The new method is as follow:

echo 1 > /sys/class/fc_host/host<ID>/issue_lip
echo “—” > /sys/class/scsi_host/host<ID>/scan

Replace “<ID>” with your relevant HBA ID.

Notice – due to the blog formatting, the 2nd line might appear incorrect – these are three dashes, and not some Unicode specialy formatted dash.

Bonding in RedHat RHEL4

Sunday, July 20th, 2008

This is a rather common knowledge now that on RHEL4 you need to state inside /etc/modprobe.conf the following line, when you want more than one bonding interfaces:

options bonding max_bonds=2

Then you attempt to use a trick to address different bonding devices with their name (aka, bond0 and bond1, and maybe bond2, etc), using an option as follows in your /etc/modprobe.conf:

options bond1 -o bond1 miimon=100

It works perfectly fine, until you try to set different parameters for your bonding devices, such as in this example (again, from /etc/modprobe.conf):

options bond0 -o bond0 mode=1 miimon=100
options bond1 -o bond1 mode=1 arp_validate=1 arp_ip_target=1.2.3.4 arp_interval=1000

These different options will not work. The 2nd (and all next) bonding devices will use bond0’s settings.

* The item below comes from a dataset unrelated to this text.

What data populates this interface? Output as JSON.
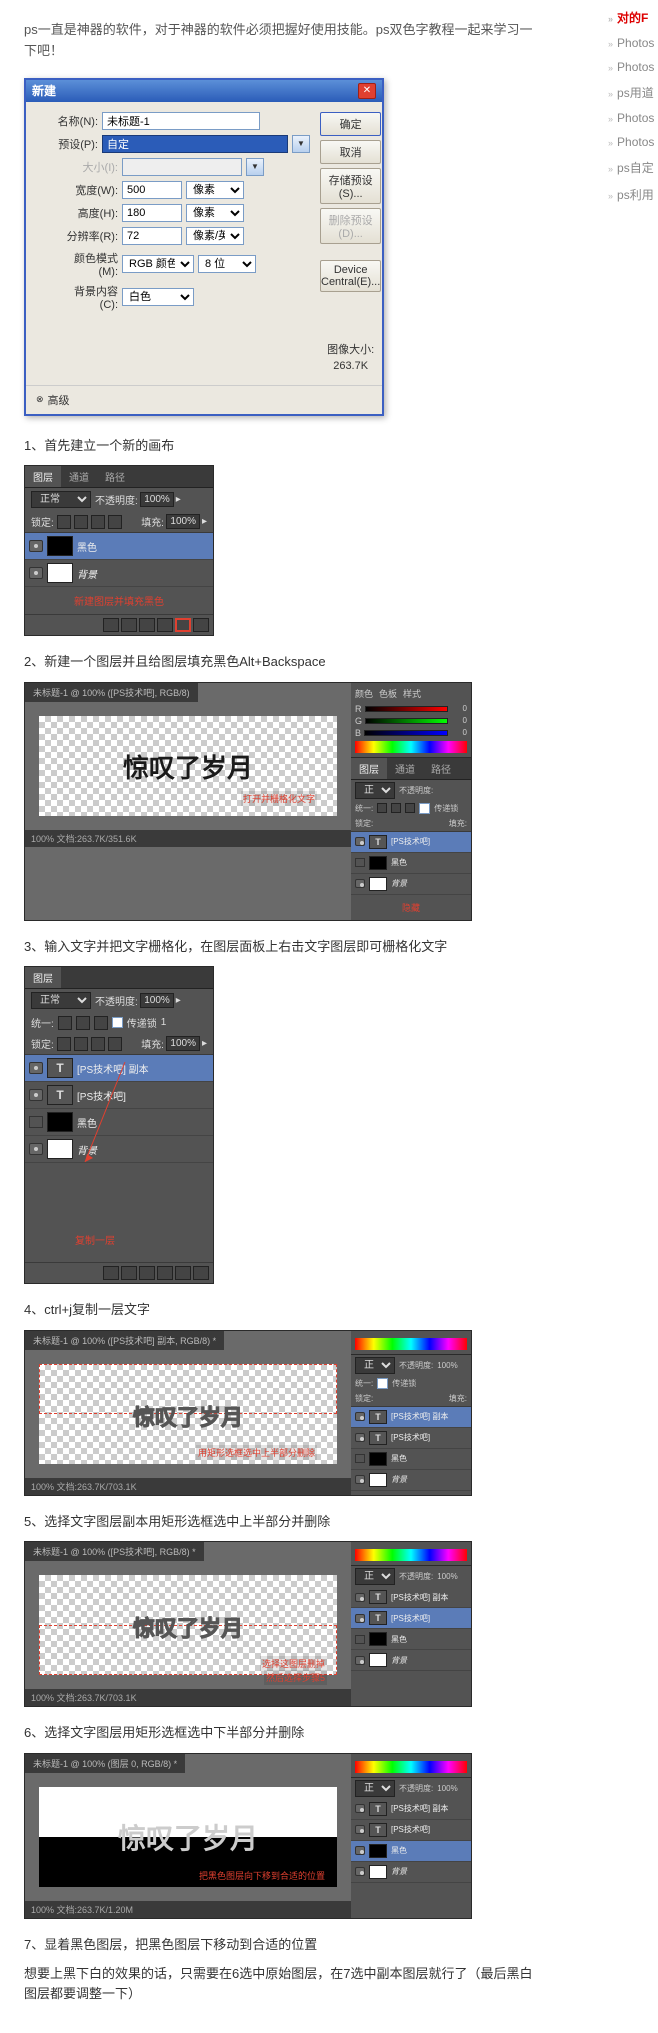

A note about this can be found in /usr/share/doc/kernel-doc-2.6.9/Documentation/networking/bonding.txt (requires the package “kernel-doc”):

NOTE: It has been observed that some Red Hat supplied kernels are apparently unable to rename modules at load time (the “-o bond1” part).  Attempts to pass that option to modprobe will produce an “Operation not permitted” error.  This has been reported on some Fedora Core kernels, and has been seen on RHEL 4 as well.  On kernels exhibiting this problem, it will be impossible to configure multiple bonds with differing parameters.

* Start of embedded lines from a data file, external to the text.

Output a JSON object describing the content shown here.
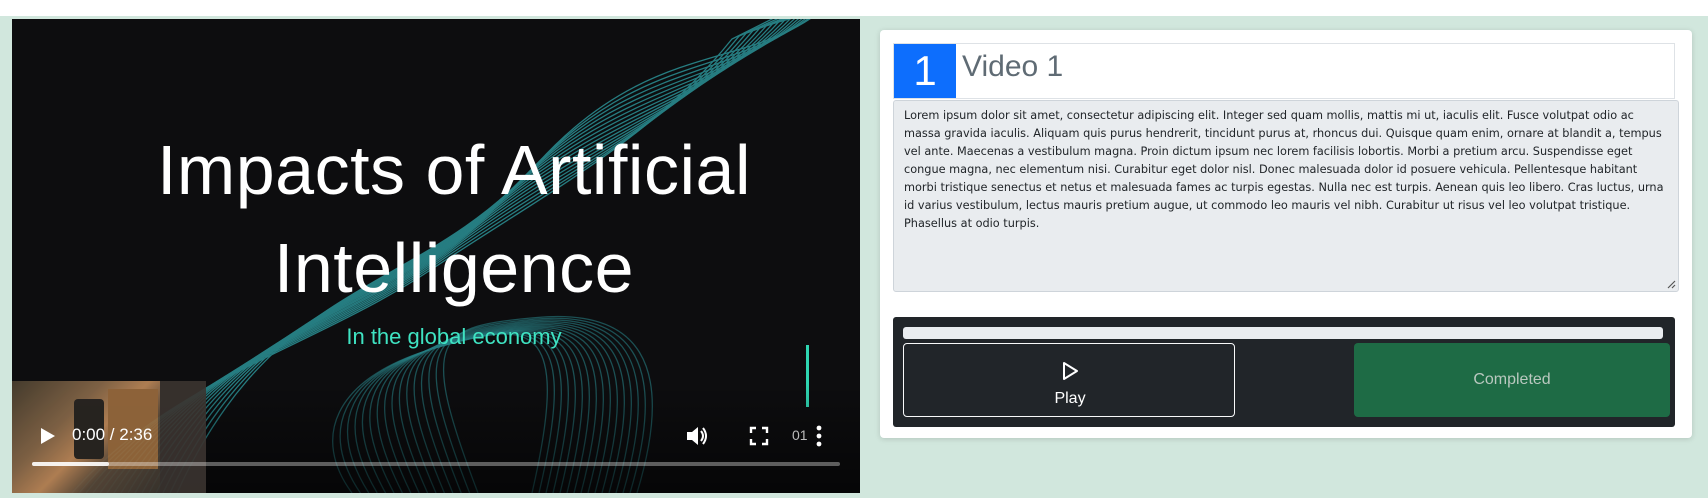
{
  "video": {
    "slide_title_line1": "Impacts of Artificial",
    "slide_title_line2": "Intelligence",
    "slide_subtitle": "In the global economy",
    "time_display": "0:00 / 2:36",
    "menu_label": "01",
    "progress_fraction": 0.095
  },
  "item": {
    "number": "1",
    "title": "Video 1",
    "description": "Lorem ipsum dolor sit amet, consectetur adipiscing elit. Integer sed quam mollis, mattis mi ut, iaculis elit. Fusce volutpat odio ac massa gravida iaculis. Aliquam quis purus hendrerit, tincidunt purus at, rhoncus dui. Quisque quam enim, ornare at blandit a, tempus vel ante. Maecenas a vestibulum magna. Proin dictum ipsum nec lorem facilisis lobortis. Morbi a pretium arcu. Suspendisse eget congue magna, nec elementum nisi. Curabitur eget dolor nisl. Donec malesuada dolor id posuere vehicula. Pellentesque habitant morbi tristique senectus et netus et malesuada fames ac turpis egestas. Nulla nec est turpis. Aenean quis leo libero. Cras luctus, urna id varius vestibulum, lectus mauris pretium augue, ut commodo leo mauris vel nibh. Curabitur ut risus vel leo volutpat tristique. Phasellus at odio turpis.",
    "progress_fraction": 0,
    "play_label": "Play",
    "completed_label": "Completed"
  },
  "colors": {
    "page_bg": "#d1e7dd",
    "number_badge": "#0d6efd",
    "panel_bg": "#212529",
    "completed_bg": "#1e6b45",
    "accent_teal": "#3fe3c2"
  },
  "icons": [
    "play-icon",
    "volume-icon",
    "fullscreen-icon",
    "more-vertical-icon",
    "play-outline-icon",
    "resize-grip-icon"
  ]
}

Without the ability to rename modules, we are unable to set, through /etc/modprobe.conf any bond-specific options.

An option which cannot be found in /usr/share/doc/initscripts-7.93.31.EL/sysconfig.txt (part of the “initscripts” package) is to remove any bond-specific parameters from /etc/modprobe.conf and to add to /etc/sysconfig/network-scripts/ifcfg-bondX a line as follows:

BONDING_MODULE_OPTS=’miimon=100 primary=eth0′

Here you can state your bonding options, and when you will restart your networking (provided you actually unload the “bonding” module during that process), your bonds will behave as you expect them to.

A small thing I need to confirm yet is the behavior of the bonding device if settings are changed without unloading the “bonding” module between the ifdown and ifup commands.

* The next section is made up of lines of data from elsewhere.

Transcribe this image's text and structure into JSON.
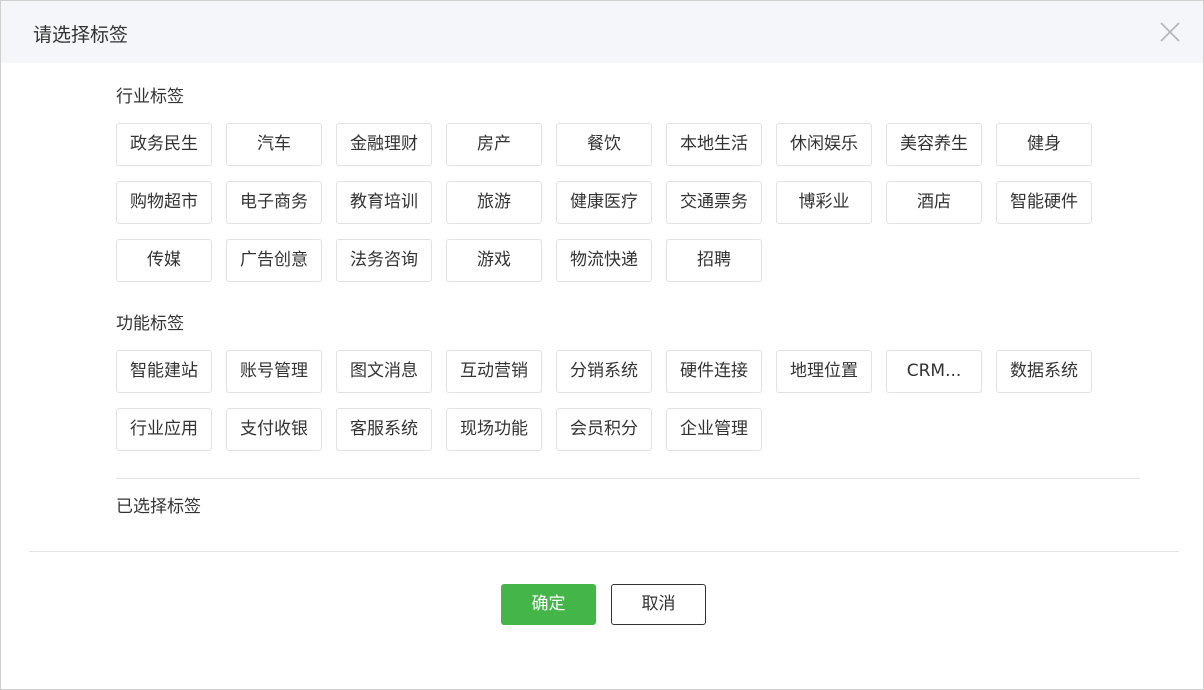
{
  "dialog": {
    "title": "请选择标签",
    "close_icon": "close-icon"
  },
  "industry": {
    "title": "行业标签",
    "tags": [
      "政务民生",
      "汽车",
      "金融理财",
      "房产",
      "餐饮",
      "本地生活",
      "休闲娱乐",
      "美容养生",
      "健身",
      "购物超市",
      "电子商务",
      "教育培训",
      "旅游",
      "健康医疗",
      "交通票务",
      "博彩业",
      "酒店",
      "智能硬件",
      "传媒",
      "广告创意",
      "法务咨询",
      "游戏",
      "物流快递",
      "招聘"
    ]
  },
  "function": {
    "title": "功能标签",
    "tags": [
      "智能建站",
      "账号管理",
      "图文消息",
      "互动营销",
      "分销系统",
      "硬件连接",
      "地理位置",
      "CRM...",
      "数据系统",
      "行业应用",
      "支付收银",
      "客服系统",
      "现场功能",
      "会员积分",
      "企业管理"
    ]
  },
  "selected": {
    "title": "已选择标签"
  },
  "footer": {
    "confirm_label": "确定",
    "cancel_label": "取消"
  },
  "colors": {
    "accent": "#44b549",
    "header_bg": "#f4f6f9"
  }
}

Vlan Tagging with bonding network interface on RHEL4

Saturday, May 17th, 2008

This is not a simple task, as there are few things which should actually happen for it to work.

First – the switch port should support vlan tagging (of course, right?)

I have used vlan2 for “external” network, and vlan3 for “internal” network.

My configuration looks like this:

ifcfg-eth0:

DEVICE=eth0
BOOTPROTO=none
ONBOOT=yes
MASTER=bond0
SLAVE=yes
ISALIAS=no

ifcfg-eth1:

DEVICE=eth1
BOOTPROTO=none
ONBOOT=yes
MASTER=bond0
SLAVE=yes
ISALIAS=no

ifcfg-bond0:

DEVICE=bond0
BOOTPROTO=none
ONBOOT=yes

ifcfg-bond0.2:

DEVICE=bond0.2
BOOTPROTO=static
IPADDR=1.2.3.4
NETMASK=255.255.255.0
ONBOOT=yes
VLAN=yes

ifcfg-bond0.3:

DEVICE=bond0.3
BOOTPROTO=static
IPADDR=192.168.0.1
NETMASK=255.255.255.0
ONBOOT=yes
VLAN=yes

I hope it helps anyone who is into vlan tagging over bonding interfaces.